Cycles and Simplicities
Om Malik calls this "dave winer's best post of the year". I can't recall a better one, but ranking isn't what matters here. What matters is perspective and experience, and Dave has plenty of both. What he says is,
We're now reaching the end of a cycle, we're seeing feature wars. That's what's going on between Facebook and Google, both perfectly timing the rollouts of their developer proposition to coincide with the others' -- on the very same day! I don't even have to look at them and I am sure that they're too complicated. Because I've been around this loop so many times. The solution to the problem these guys are supposedly working on won't come in this generation, it can only come when people start over. They are too mired in the complexities of the past to solve this one. Both companies are getting ready to shrink. It's the last gasp of this generation of technology.
It's strange to think of Google and Facebook as old, but Dave's right. They are. Search is old. Advertising is old. Online social communities in a big walled garden is old. You can look at it this way: Google fixed Lycos's problem. (And Infoseek's, and Hotbot's, and AltaVista's.) And then it fixed the yellow pages' and classified advertising's problems. And it used the proceeds from both to start fixing many other problems too. Credit where due -- and there's lots of appreciation to spread in their direction. Meanwhile, Facebook fixed AOL's and Compuserve's problem. (I know the latter was dead. But for them that's a problem too.)
But advertising itself has a problem. So do walled gardens. Google and Facebook are in poor positions to fix those, because they have to defend their old positions. They have Innovator's Dilemma. Their businesses have huge underbellies, ripe for disruption. And that disruption won't come from them. Nor are they in the best position to ride the disruptive tide and spread it in all directions.
Railroads were in a lousy position to run the automobile business. But automobiles solved the problem of mechanized rail-less tranport. The "horseless carriage" never needed a horse.
Phone and cable companies today are in a lousy position to run the Internet business. Telephony and Cable TV are railroads and steamships. They "carry" the Net as a "service", but the Net isn't essentially a service. It's just a way to connect things. Connectivity is what matters. Not "broadband", much as it appeals within the context of phone and cable companies' limited offerings and imaginations. Who will imagine what can be done when connectivity is freed up? Phone and cable companies? I'd rather bet on the people leaving those companies.
Here's a question: What comes after automobiles? That's another huge underbelly, as we've been reminded by hearings in Congress over the last few days.
Where does Linux fit into all this? Simple: as abundant building material just like the rest of the FOSS portfolio, nearly all of which is built to serve functional purposes, more than commercial ones. Thanks to the Because Effect (you make more money because of it than with it), FOSS building materials commodities all, but so free there isn't a commodities market for them prove very handy for building an endless variety of stuff.

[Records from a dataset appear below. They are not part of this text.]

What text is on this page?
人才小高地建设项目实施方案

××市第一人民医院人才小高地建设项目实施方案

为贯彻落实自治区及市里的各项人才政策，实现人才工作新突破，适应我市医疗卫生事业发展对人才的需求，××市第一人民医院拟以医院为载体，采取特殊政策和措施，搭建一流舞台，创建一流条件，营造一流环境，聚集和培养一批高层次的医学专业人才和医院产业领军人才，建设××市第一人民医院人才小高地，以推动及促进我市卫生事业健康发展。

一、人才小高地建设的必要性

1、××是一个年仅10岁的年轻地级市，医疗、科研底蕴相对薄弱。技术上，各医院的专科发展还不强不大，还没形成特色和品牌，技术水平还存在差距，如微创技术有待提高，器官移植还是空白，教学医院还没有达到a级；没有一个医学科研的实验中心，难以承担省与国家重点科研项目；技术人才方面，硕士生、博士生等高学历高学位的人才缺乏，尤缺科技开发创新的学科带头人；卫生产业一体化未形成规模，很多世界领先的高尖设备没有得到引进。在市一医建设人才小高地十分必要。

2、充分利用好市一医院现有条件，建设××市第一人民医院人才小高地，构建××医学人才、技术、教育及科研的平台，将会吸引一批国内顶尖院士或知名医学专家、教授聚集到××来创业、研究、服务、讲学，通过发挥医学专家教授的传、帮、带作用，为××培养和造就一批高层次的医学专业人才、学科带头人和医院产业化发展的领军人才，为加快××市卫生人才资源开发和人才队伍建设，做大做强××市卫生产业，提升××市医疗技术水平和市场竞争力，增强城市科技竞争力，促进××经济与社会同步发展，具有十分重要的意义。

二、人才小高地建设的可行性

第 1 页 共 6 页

Anyway, the one place I differ with Dave (and perhaps only slightly) is in expecting young people alone to do the disrupting. That's because I'm working on disruption myself, with a growing community of hackers, businessfolk and other pioneers, of many ages. And learning new lessons every day.
This is the business our work will most disrupt, by the way. Like the railroads, it won't fail. In fact, I think we'll help them succeed beyond anything they've experienced so far in their (I'm guessing) $10 billion/year lives. But I dunno. We'll see.
What I learned from Dave this morning is that we've got to be simple. That's the key.